Le fait, par exemple, d'investir en Allemagne présente un avantage fiscal significatif pour les Français. Pourquoi ? Parce que la taxe est déjà déduite à la source par la société de gestion. Aussi, pour éviter la double imposition, les résidents français bénéficient d'un crédit d'impôt intéressant, notamment en matière de cotisations de sécurité sociale, car ils sont totalement gommés par ce crédit d'impôt.

En termes absolus, le plus important est de respecter les conventions fiscales établies entre la France et les autres pays dans la mesure où le traitement des loyers peut varier considérablement.

L'autre opportunité d'investissement cette année est également de se tourner vers le Private Equity (sociétés non cotées). Pour ceux qui ont un horizon à long terme, les perspectives de rendement sont particulièrement intéressantes (plus de 10%). Le seul inconvénient est que le billet est assez élevé. A savoir: 100 000 euros. Cet investissement ne devrait pas non plus représenter plus de 5% d'une richesse. Dans ce cas, cela peut être dangereux. Ce n’est clairement pas un investissement ouvert à toutes les bourses.

Inversement, quels sont les produits financiers à éviter cette année?

Si l’on pense à court terme, la réalisation d’un seul investissement en actions, compte tenu de la très grande volatilité des marchés, me semble peu judicieuse. Mieux vaut ne pas trop risquer.

Du côté de l'immobilier, si l'investisseur a un horizon à long terme, pas de problème. Mais méfiez-vous toutefois de l'immobilier à Paris où le marché a grimpé très rapidement ces dernières années. L'effet Brexit contribue également à cette augmentation de prix. Mais méfiez-vous de la réaction dans quelques années. C'est également le cas à Bordeaux, où les prix ont augmenté très rapidement. Pour une fois, il est nécessaire d’observer les villes où l’immobilier n’a pas encore beaucoup décollé, de vérifier, comme chacun le sait, l’emplacement et de voir quelle infrastructure (y compris les transports) est créée autour du bien cible.

À quelles fluctuations boursières devrions-nous nous attendre en 2019?

Je n'ai pas de boule de cristal, mais ce qui est certain, c'est qu'un investisseur anticipe toujours. S'il voit que les objectifs augmentent, il achètera, s'il verra qu'ils diminuent, il aura tendance à vendre. Il faut comprendre qu'en général, les investisseurs & # 39; la stratégie est toujours spécifique.

Sur le plan économique, je dirais que si la Chine et les États-Unis parviennent à un accord, l'euphorie pourrait se poursuivre.

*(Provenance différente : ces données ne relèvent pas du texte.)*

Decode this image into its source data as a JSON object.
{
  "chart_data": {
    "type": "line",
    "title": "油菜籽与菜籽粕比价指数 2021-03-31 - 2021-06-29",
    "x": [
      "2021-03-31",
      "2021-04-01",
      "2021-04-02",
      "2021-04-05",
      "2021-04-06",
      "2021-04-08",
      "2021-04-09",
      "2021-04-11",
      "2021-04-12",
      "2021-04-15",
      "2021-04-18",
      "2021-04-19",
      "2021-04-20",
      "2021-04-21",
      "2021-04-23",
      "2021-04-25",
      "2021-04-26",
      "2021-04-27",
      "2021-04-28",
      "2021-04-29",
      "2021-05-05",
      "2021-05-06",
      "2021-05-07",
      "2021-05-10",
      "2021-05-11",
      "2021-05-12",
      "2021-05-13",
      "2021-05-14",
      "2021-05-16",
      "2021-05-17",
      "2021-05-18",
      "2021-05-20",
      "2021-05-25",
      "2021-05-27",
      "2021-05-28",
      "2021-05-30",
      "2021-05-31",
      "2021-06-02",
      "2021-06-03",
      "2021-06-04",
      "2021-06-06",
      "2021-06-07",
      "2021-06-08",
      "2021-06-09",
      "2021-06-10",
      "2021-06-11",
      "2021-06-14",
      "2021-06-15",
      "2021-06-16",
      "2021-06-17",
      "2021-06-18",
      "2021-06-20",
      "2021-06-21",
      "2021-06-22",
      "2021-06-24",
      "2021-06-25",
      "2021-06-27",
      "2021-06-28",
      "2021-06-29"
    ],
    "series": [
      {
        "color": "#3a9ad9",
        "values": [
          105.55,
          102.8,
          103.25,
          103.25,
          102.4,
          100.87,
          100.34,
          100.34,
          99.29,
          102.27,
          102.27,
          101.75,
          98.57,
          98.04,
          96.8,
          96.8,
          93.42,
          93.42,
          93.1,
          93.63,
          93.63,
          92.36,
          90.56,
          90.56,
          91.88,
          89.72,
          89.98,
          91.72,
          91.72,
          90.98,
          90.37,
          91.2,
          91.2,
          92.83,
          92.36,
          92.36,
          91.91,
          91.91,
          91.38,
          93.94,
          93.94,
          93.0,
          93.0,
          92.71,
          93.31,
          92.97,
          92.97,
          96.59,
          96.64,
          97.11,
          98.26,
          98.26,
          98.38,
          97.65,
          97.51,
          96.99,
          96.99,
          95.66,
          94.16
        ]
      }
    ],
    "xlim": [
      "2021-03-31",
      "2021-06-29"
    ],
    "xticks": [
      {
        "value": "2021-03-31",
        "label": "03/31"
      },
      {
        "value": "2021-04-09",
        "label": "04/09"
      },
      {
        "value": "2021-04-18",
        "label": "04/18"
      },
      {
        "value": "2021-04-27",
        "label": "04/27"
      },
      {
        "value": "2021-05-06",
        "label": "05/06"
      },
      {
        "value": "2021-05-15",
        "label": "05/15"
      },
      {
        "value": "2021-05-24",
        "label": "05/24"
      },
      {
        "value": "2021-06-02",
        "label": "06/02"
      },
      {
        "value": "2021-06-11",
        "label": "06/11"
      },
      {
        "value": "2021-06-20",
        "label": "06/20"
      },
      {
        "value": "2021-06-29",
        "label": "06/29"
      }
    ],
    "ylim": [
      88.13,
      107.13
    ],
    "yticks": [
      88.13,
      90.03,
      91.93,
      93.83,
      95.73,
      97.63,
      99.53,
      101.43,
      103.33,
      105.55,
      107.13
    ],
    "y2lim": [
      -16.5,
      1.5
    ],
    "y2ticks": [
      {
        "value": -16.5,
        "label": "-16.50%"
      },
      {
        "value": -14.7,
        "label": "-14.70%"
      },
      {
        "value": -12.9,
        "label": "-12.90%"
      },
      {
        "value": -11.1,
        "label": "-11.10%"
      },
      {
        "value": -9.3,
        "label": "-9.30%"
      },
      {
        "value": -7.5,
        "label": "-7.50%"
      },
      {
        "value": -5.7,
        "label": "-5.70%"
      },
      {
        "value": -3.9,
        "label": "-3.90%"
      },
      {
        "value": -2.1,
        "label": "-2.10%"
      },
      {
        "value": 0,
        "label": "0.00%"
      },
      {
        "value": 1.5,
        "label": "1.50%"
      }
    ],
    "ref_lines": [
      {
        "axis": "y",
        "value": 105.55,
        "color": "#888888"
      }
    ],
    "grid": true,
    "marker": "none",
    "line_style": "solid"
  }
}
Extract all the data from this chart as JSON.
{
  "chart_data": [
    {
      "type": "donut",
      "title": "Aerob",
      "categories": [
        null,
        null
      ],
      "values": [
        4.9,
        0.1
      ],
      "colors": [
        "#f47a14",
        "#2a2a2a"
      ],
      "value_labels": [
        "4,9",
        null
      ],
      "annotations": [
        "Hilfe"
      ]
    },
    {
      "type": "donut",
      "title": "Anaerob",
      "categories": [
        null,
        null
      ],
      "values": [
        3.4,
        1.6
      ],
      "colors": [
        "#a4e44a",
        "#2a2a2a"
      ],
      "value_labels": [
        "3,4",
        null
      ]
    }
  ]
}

En ce qui concerne la hausse des taux de la Fed, elle s’est très bien déroulée pour le moment. Le risque en Europe avec la BCE est que le marché ait été inondé de liquidités. La question est donc de savoir quand cet organisme décide de fermer le robinet et de voir comment les marchés réagiront à ce moment-là. Il est clair que la hausse des taux d’intérêt doit se faire progressivement.

Autre question: lorsque Donald Trump aura réglé le cas de la Chine, n’attaquera-t-il pas l’Europe? C'est possible et cela a déjà commencé ailleurs. Pour une fois, le pays qui risque d’être en première ligne et qui en subit les contrecoups est bien l’Allemagne. La guerre commerciale sino-américaine commence à ralentir sa croissance économique et si le président américain instaurait des droits de douane de 20 à 25% sur les voitures européennes en particulier, l'Allemagne, qui assemble chaque année des milliers voire des millions de véhicules dans des usines américaines. et les importations, par conséquent, d'une grande partie de ses équipements, se trouveraient dans une posture plus que délicate. Lorsque l'Allemagne est en difficulté, ses voisins européens font de même.